Peyton Manning decided to end his football career this weekend. Only he didn’t.
Winning the Super Bowl and losing the battle with Father Time made the decision for him. Even if the leaks regarding his retirement dried up before ever hitting the public, today’s decision would come across as a fait accompli.
It also comes across as right. Peyton Manning deserved to go out a winner. After rewriting the record book — setting the standard for passing yards and touchdowns in both a season and a career — coming up short repeatedly against Tom Brady and carrying a losing record in Super Bowls defined him to distortion. Even if he played game manager and not gunslinger in Santa Clara, the triumph rights the wrongs of past defeats and puts the player in proper perspective as an all-time great. It forces losers to call him something other than what others call them.

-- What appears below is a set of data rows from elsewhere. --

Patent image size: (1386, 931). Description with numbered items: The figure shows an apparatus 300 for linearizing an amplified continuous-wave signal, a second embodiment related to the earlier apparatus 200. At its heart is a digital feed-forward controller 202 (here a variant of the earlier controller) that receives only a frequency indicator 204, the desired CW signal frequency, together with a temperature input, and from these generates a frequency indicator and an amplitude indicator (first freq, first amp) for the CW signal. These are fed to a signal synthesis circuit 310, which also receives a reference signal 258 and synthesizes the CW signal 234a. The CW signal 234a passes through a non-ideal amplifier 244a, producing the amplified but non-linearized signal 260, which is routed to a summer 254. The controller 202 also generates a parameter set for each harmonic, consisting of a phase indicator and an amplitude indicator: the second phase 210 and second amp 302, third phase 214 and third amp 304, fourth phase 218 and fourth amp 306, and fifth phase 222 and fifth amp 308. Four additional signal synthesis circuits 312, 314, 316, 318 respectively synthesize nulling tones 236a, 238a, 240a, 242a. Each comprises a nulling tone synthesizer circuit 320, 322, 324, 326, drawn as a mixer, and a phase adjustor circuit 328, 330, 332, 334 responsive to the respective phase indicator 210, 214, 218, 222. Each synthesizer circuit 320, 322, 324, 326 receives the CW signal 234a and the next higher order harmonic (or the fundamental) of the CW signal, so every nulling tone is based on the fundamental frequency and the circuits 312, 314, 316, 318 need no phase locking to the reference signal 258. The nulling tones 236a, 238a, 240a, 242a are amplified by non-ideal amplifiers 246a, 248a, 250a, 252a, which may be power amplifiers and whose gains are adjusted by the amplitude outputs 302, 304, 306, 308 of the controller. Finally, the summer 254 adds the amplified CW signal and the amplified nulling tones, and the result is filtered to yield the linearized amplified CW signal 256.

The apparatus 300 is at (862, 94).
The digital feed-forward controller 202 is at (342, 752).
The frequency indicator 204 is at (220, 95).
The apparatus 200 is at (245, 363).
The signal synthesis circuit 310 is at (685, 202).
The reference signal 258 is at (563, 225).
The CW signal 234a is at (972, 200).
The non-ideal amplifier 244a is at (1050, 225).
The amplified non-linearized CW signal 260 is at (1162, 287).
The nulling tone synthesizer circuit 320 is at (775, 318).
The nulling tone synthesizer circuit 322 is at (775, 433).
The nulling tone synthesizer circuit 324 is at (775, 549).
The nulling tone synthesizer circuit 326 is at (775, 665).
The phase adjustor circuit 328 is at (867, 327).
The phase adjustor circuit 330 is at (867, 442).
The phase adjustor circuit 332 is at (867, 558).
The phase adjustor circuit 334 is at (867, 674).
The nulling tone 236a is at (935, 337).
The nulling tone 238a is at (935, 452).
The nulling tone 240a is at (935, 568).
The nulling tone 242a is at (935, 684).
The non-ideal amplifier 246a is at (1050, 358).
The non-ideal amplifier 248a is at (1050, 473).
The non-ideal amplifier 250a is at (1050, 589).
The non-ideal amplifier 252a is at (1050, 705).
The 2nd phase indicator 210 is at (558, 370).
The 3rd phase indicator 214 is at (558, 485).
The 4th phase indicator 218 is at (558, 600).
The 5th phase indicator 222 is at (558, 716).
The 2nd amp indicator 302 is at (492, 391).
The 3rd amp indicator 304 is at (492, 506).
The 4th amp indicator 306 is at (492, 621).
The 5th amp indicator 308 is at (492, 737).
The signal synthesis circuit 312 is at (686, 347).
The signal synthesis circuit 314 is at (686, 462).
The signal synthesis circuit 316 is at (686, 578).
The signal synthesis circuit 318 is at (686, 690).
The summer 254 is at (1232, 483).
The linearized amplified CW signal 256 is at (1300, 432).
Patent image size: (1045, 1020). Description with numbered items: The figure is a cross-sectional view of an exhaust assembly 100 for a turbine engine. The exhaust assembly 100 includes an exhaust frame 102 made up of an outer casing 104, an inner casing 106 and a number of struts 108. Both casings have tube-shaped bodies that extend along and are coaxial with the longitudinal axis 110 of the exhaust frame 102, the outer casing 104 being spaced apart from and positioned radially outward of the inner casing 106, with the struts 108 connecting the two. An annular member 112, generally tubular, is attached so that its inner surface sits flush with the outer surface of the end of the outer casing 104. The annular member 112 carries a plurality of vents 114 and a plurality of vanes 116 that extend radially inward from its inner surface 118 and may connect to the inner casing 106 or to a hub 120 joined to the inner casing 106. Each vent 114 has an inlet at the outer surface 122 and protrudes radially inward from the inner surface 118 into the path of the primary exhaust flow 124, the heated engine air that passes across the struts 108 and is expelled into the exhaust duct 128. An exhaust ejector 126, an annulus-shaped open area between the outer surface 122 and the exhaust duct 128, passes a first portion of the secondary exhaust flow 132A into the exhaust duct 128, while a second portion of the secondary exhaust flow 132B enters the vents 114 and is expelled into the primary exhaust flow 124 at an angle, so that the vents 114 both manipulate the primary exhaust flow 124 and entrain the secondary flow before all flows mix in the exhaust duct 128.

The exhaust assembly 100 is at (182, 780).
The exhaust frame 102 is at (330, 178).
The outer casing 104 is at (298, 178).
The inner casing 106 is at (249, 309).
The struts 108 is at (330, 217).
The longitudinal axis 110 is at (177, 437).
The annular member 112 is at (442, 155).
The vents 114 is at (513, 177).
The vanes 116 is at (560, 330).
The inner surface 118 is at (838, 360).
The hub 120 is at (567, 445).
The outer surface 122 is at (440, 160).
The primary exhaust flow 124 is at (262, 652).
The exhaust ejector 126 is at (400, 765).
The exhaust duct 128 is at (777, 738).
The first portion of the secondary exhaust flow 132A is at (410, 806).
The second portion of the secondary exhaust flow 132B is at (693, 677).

The retirement after the Super Bowl victory over the Carolina Panthers erases an ugly end to a beautiful career. It’s possible that the last images we remembered from Peyton Manning involved him completing nine passes, four to the opposition, for 35 yards against Kansas City or holding a clipboard for Brock Osweiler. But he got up, as his game teaches, after getting knocked down. Al Jazeera attempted to muddy him further through allegations regarding human-growth hormone. And when that didn’t work, a Black Lives Matter activist recycled 20-year-old allegations about a teenage Manning acting like a crude teenager by exposing himself to a female trainer.
For fifteen minutes of the news cycle, such smear stories seemed to threaten Manning’s legacy. Then the ticker-tape fell and the silver football atop an obelisk rose.
That’s the awesome ending an amazing quarterback deserved. Because of Peyton Manning’s announcement today to end his career, that wonderful coda in Santa Clara still reverberates rather than the shrill noise of John Elway announcing Manning’s release or of the QB (in Houston Texans gear) shrieking next season after enduring another hit by a man half his age and double his size. Fans didn’t get Joe Namath wearing a Rams jersey or Ken Stabler sporting a fleur-de-lis on his helmet or Johnny Unitas in Charger Blue.
We got an ending fit for a champion.